The fact that we live with the uncertainty for nine whole months—and that the evidence of the mystery is always right in front of me—is why, I’ve discovered, pregnancy is a particularly ripe condition for spawning superstition. “Whenever you have a situation where there’s a lot at stake, and you’ve done everything you possibly can to make sure there’s a happy outcome but there’s still a lot of uncertainty, it’s a perfect circumstance for superstitions to emerge,” Stuart Vyse, a professor at Connecticut College who specializes in the psychology of irrational beliefs, told me. “Establishing some kind of ritual or lucky thing you do makes you feel better, because it gives you the illusion of control.”
And Jews have spent centuries accumulating a vast catalog of practices surrounding pregnancy and childbirth: a trove of off-the-shelf totems to fit any anxiety that, for someone as determinedly secular as I am, has the added appeal of coming wrapped in echt Jewish authenticity. “You can trace the magic to the Babylonians, the ancient Greeks, you can see the common denominators,” said Michele Klein, an expert in Jewish birth folklore and customs. “But the Jews have a written heritage and have channeled it and processed it and turned it into a way to maintain Jewish identity, separate from other peoples.” So, expectant Jewish parents can rely on charms like the hamsah to ward off the evil eye or tie red strings around their wrists for good luck—or resort to time-honored tricks like not saying a baby’s name aloud before it is formally bestowed at the bris, eight days after birth, to avoid attracting notice from vindictive spirits.
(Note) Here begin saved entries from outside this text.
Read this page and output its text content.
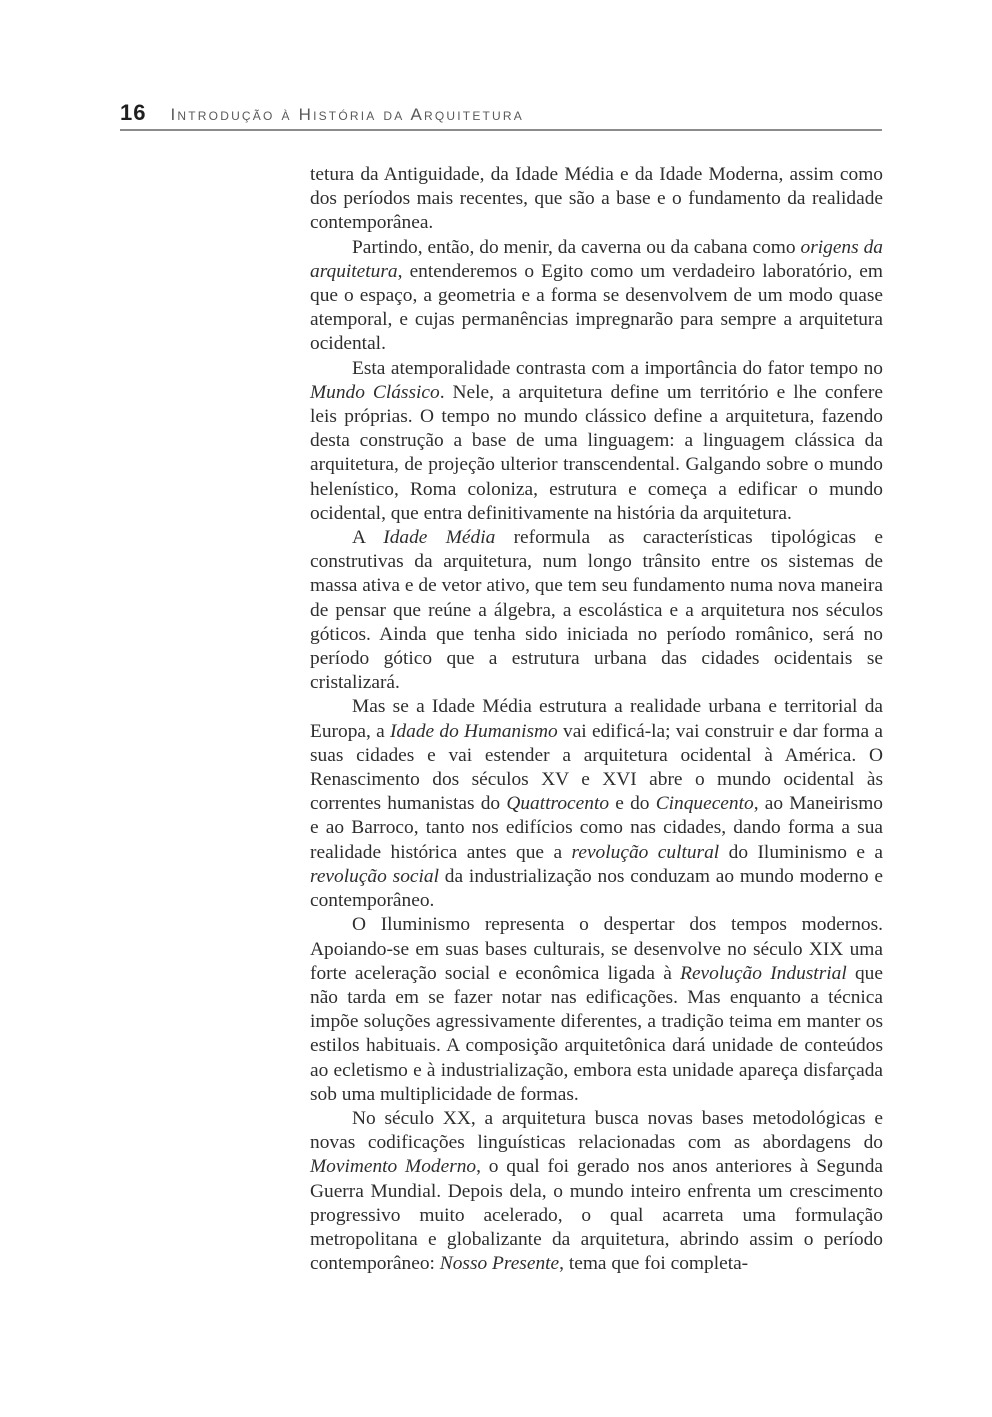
16 Introdução à História da Arquitetura

tetura da Antiguidade, da Idade Média e da Idade Moderna, assim como dos períodos mais recentes, que são a base e o fundamento da realidade contemporânea.

Partindo, então, do menir, da caverna ou da cabana como origens da arquitetura, entenderemos o Egito como um verdadeiro laboratório, em que o espaço, a geometria e a forma se desenvolvem de um modo quase atemporal, e cujas permanências impregnarão para sempre a arquitetura ocidental.

Esta atemporalidade contrasta com a importância do fator tempo no Mundo Clássico. Nele, a arquitetura define um território e lhe confere leis próprias. O tempo no mundo clássico define a arquitetura, fazendo desta construção a base de uma linguagem: a linguagem clássica da arquitetura, de projeção ulterior transcendental. Galgando sobre o mundo helenístico, Roma coloniza, estrutura e começa a edificar o mundo ocidental, que entra definitivamente na história da arquitetura.

A Idade Média reformula as características tipológicas e construtivas da arquitetura, num longo trânsito entre os sistemas de massa ativa e de vetor ativo, que tem seu fundamento numa nova maneira de pensar que reúne a álgebra, a escolástica e a arquitetura nos séculos góticos. Ainda que tenha sido iniciada no período românico, será no período gótico que a estrutura urbana das cidades ocidentais se cristalizará.

Mas se a Idade Média estrutura a realidade urbana e territorial da Europa, a Idade do Humanismo vai edificá-la; vai construir e dar forma a suas cidades e vai estender a arquitetura ocidental à América. O Renascimento dos séculos XV e XVI abre o mundo ocidental às correntes humanistas do Quattrocento e do Cinquecento, ao Maneirismo e ao Barroco, tanto nos edifícios como nas cidades, dando forma a sua realidade histórica antes que a revolução cultural do Iluminismo e a revolução social da industrialização nos conduzam ao mundo moderno e contemporâneo.

O Iluminismo representa o despertar dos tempos modernos. Apoiando-se em suas bases culturais, se desenvolve no século XIX uma forte aceleração social e econômica ligada à Revolução Industrial que não tarda em se fazer notar nas edificações. Mas enquanto a técnica impõe soluções agressivamente diferentes, a tradição teima em manter os estilos habituais. A composição arquitetônica dará unidade de conteúdos ao ecletismo e à industrialização, embora esta unidade apareça disfarçada sob uma multiplicidade de formas.

No século XX, a arquitetura busca novas bases metodológicas e novas codificações linguísticas relacionadas com as abordagens do Movimento Moderno, o qual foi gerado nos anos anteriores à Segunda Guerra Mundial. Depois dela, o mundo inteiro enfrenta um crescimento progressivo muito acelerado, o qual acarreta uma formulação metropolitana e globalizante da arquitetura, abrindo assim o período contemporâneo: Nosso Presente, tema que foi completa-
Which is why, despite there being nothing in the Talmud about my omnipresent Angel of Death, it felt like a distinctly Jewish thing to fear. Along with the evil eye—ayin hara—it’s a concept that has become woven into the warp of Jewish observance, so much so that it can be thought of as “superhalachic.” (Another is the habit of wishing a pregnant woman “b’sha’ah tovah”—“in good time”—rather than a standard mazel tov.) “The overwhelming majority of these things are not legally or textually based,” said Rabbi Dr. Edward Reichman, who teaches Jewish medical ethics at Yeshiva University. Superstitious habits like not revealing a baby’s intended name before the bris, or not outfitting a nursery until a baby is born, dovetail with other legally sanctioned practices, like not planning a funeral until a person has died. “There is a belief that you don’t want to prophesize or look to the future in ways that are inappropriate,” Reichman told me. “There’s nothing in halacha about not calling a mohel before a baby’s born, but you don’t want to anticipate God’s work—so you wait.”